On Thursday, a publication from the Federal Reserve Bank of New York revealed that this February has seen a significantly slower contraction in regional manufacturing activity compared to previous rates.
The New York Fed's business conditions index soared from -43.7 in January to -2.4 in February, still indicating a contraction, but at a much slower pace. This exceeded economists' expectations, who had predicted the index to rise only to -15.0.
The index's sharp rise is partly attributed to a major turnaround in shipments. The shipments index spiked to a positive 2.8 in February, up from a -31.3 in January.

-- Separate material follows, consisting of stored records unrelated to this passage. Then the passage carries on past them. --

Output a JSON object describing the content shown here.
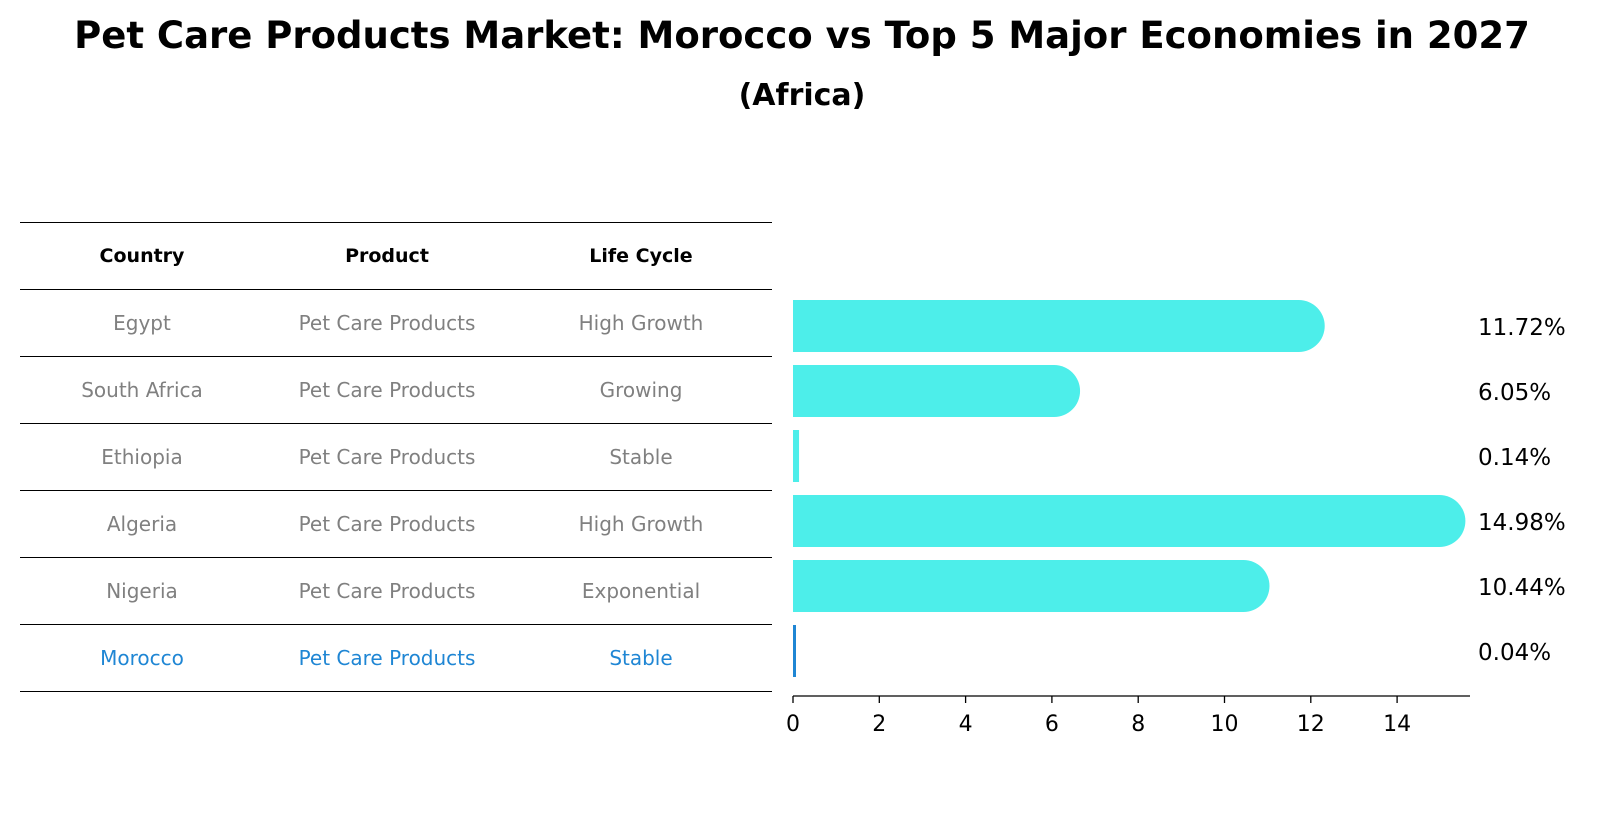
{
  "title": "Pet Care Products Market: Morocco vs Top 5 Major Economies in 2027",
  "subtitle": "(Africa)",
  "table": {
    "headers": [
      "Country",
      "Product",
      "Life Cycle"
    ],
    "rows": [
      {
        "country": "Egypt",
        "product": "Pet Care Products",
        "life_cycle": "High Growth"
      },
      {
        "country": "South Africa",
        "product": "Pet Care Products",
        "life_cycle": "Growing"
      },
      {
        "country": "Ethiopia",
        "product": "Pet Care Products",
        "life_cycle": "Stable"
      },
      {
        "country": "Algeria",
        "product": "Pet Care Products",
        "life_cycle": "High Growth"
      },
      {
        "country": "Nigeria",
        "product": "Pet Care Products",
        "life_cycle": "Exponential"
      },
      {
        "country": "Morocco",
        "product": "Pet Care Products",
        "life_cycle": "Stable"
      }
    ],
    "highlight_color": "#1f86d4",
    "text_color": "#808080"
  },
  "chart_data": {
    "type": "bar",
    "orientation": "horizontal",
    "categories": [
      "Egypt",
      "South Africa",
      "Ethiopia",
      "Algeria",
      "Nigeria",
      "Morocco"
    ],
    "values": [
      11.72,
      6.05,
      0.14,
      14.98,
      10.44,
      0.04
    ],
    "value_labels": [
      "11.72%",
      "6.05%",
      "0.14%",
      "14.98%",
      "10.44%",
      "0.04%"
    ],
    "xticks": [
      "0",
      "2",
      "4",
      "6",
      "8",
      "10",
      "12",
      "14"
    ],
    "xlim": [
      0,
      15.7
    ],
    "bar_color": "#4deeea",
    "highlight_bar_color": "#1f86d4",
    "highlight_category": "Morocco",
    "grid": false
  }
}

The report also outlined that the rate of contracting new orders has slowed considerably, as the new orders index ascended to -6.3 in February from -49.4 in January.
In terms of employment, the number of employees index similarly climbed from -6.9 in January to -0.2 in February, implying little change in employment levels.

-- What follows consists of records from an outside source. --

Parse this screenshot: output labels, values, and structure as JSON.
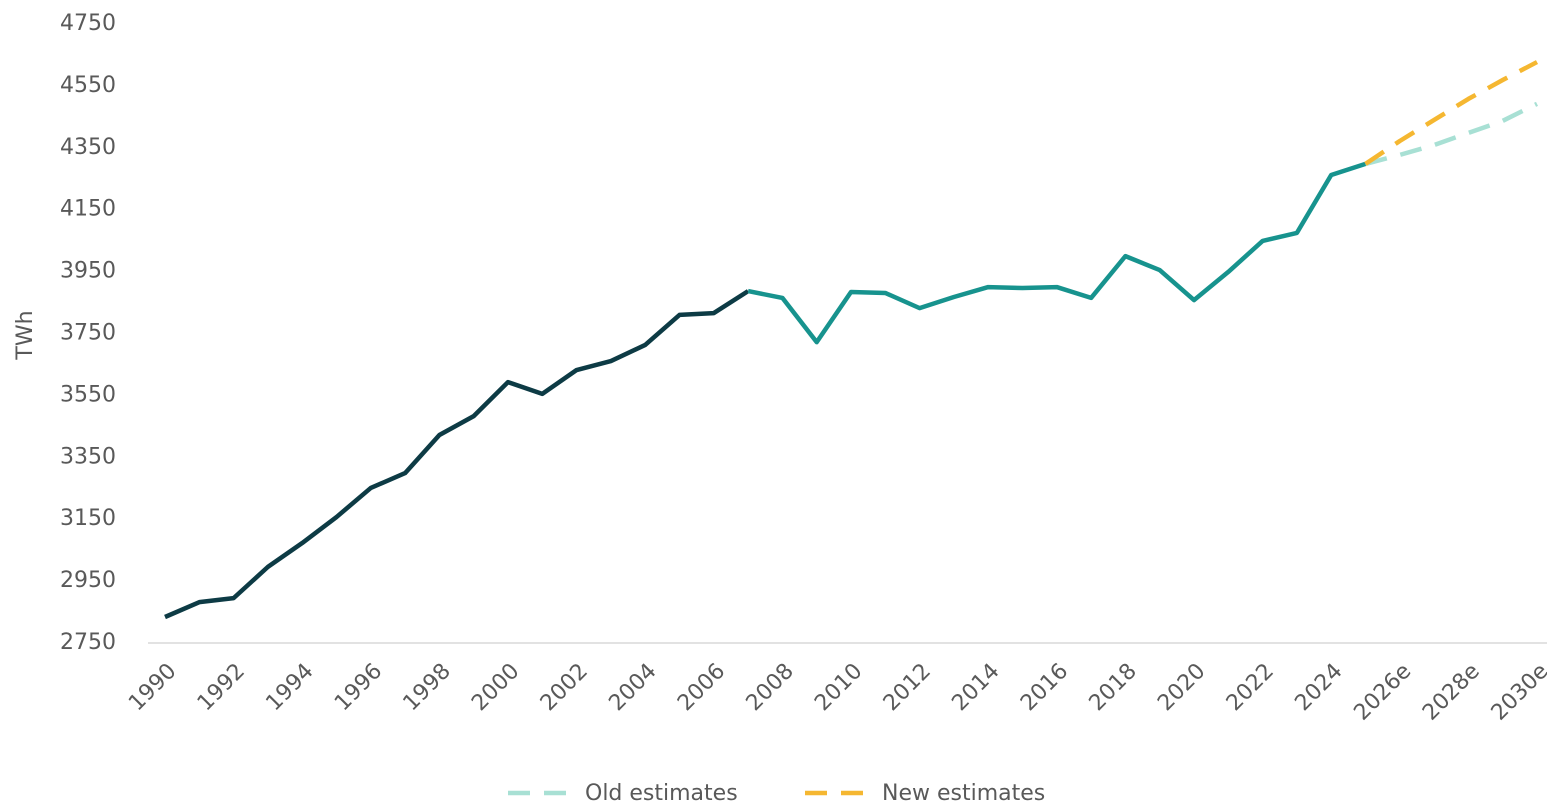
{
  "chart_data": {
    "type": "line",
    "y_label": "TWh",
    "categories": [
      "1990",
      null,
      "1992",
      null,
      "1994",
      null,
      "1996",
      null,
      "1998",
      null,
      "2000",
      null,
      "2002",
      null,
      "2004",
      null,
      "2006",
      null,
      "2008",
      null,
      "2010",
      null,
      "2012",
      null,
      "2014",
      null,
      "2016",
      null,
      "2018",
      null,
      "2020",
      null,
      "2022",
      null,
      "2024",
      null,
      "2026e",
      null,
      "2028e",
      null,
      "2030e"
    ],
    "series": [
      {
        "color": "#0d3b45",
        "line_style": "solid",
        "values": [
          2834,
          2882,
          2895,
          2996,
          3073,
          3157,
          3251,
          3299,
          3422,
          3483,
          3593,
          3555,
          3632,
          3661,
          3713,
          3810,
          3816,
          3887,
          null,
          null,
          null,
          null,
          null,
          null,
          null,
          null,
          null,
          null,
          null,
          null,
          null,
          null,
          null,
          null,
          null,
          null,
          null,
          null,
          null,
          null,
          null
        ]
      },
      {
        "color": "#17938e",
        "line_style": "solid",
        "values": [
          null,
          null,
          null,
          null,
          null,
          null,
          null,
          null,
          null,
          null,
          null,
          null,
          null,
          null,
          null,
          null,
          null,
          3887,
          3865,
          3722,
          3884,
          3881,
          3832,
          3868,
          3900,
          3897,
          3900,
          3865,
          4000,
          3955,
          3858,
          3949,
          4049,
          4075,
          4262,
          4298,
          null,
          null,
          null,
          null,
          null
        ]
      },
      {
        "name": "Old estimates",
        "color": "#a8e0d4",
        "line_style": "dashed",
        "values": [
          null,
          null,
          null,
          null,
          null,
          null,
          null,
          null,
          null,
          null,
          null,
          null,
          null,
          null,
          null,
          null,
          null,
          null,
          null,
          null,
          null,
          null,
          null,
          null,
          null,
          null,
          null,
          null,
          null,
          null,
          null,
          null,
          null,
          null,
          null,
          4298,
          4327,
          4359,
          4398,
          4437,
          4492
        ]
      },
      {
        "name": "New estimates",
        "color": "#f5b731",
        "line_style": "dashed",
        "values": [
          null,
          null,
          null,
          null,
          null,
          null,
          null,
          null,
          null,
          null,
          null,
          null,
          null,
          null,
          null,
          null,
          null,
          null,
          null,
          null,
          null,
          null,
          null,
          null,
          null,
          null,
          null,
          null,
          null,
          null,
          null,
          null,
          null,
          null,
          null,
          4298,
          4372,
          4440,
          4508,
          4569,
          4627
        ]
      }
    ],
    "ylim": [
      2750,
      4750
    ],
    "yticks": [
      2750,
      2950,
      3150,
      3350,
      3550,
      3750,
      3950,
      4150,
      4350,
      4550,
      4750
    ],
    "grid": false,
    "legend": "bottom"
  }
}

Regarding inflation, the prices paid index inched up from 23.2 in January to 33.0 in February, while the prices received index also saw an upward movement to 17.0, up from the previous month's 9.5.
The future business conditions index also rose from 18.8 in January to 21.5 in February, showing that firms are optimistic about the growth of activity over the forthcoming six months.
On the same day, the Philadelphia Federal Reserve also published a report showing a significant turnaround in regional manufacturing activity for the month of February. The Philly Fed's index noted an upswing from -10.6 in January to a positive 5.2 in February, a positive indicator for growth and contrary to economists' forecast of the index rising to -8.0.
With this unexpected surge, the Philly Fed Index returned to positive territory for the first time since the previous August.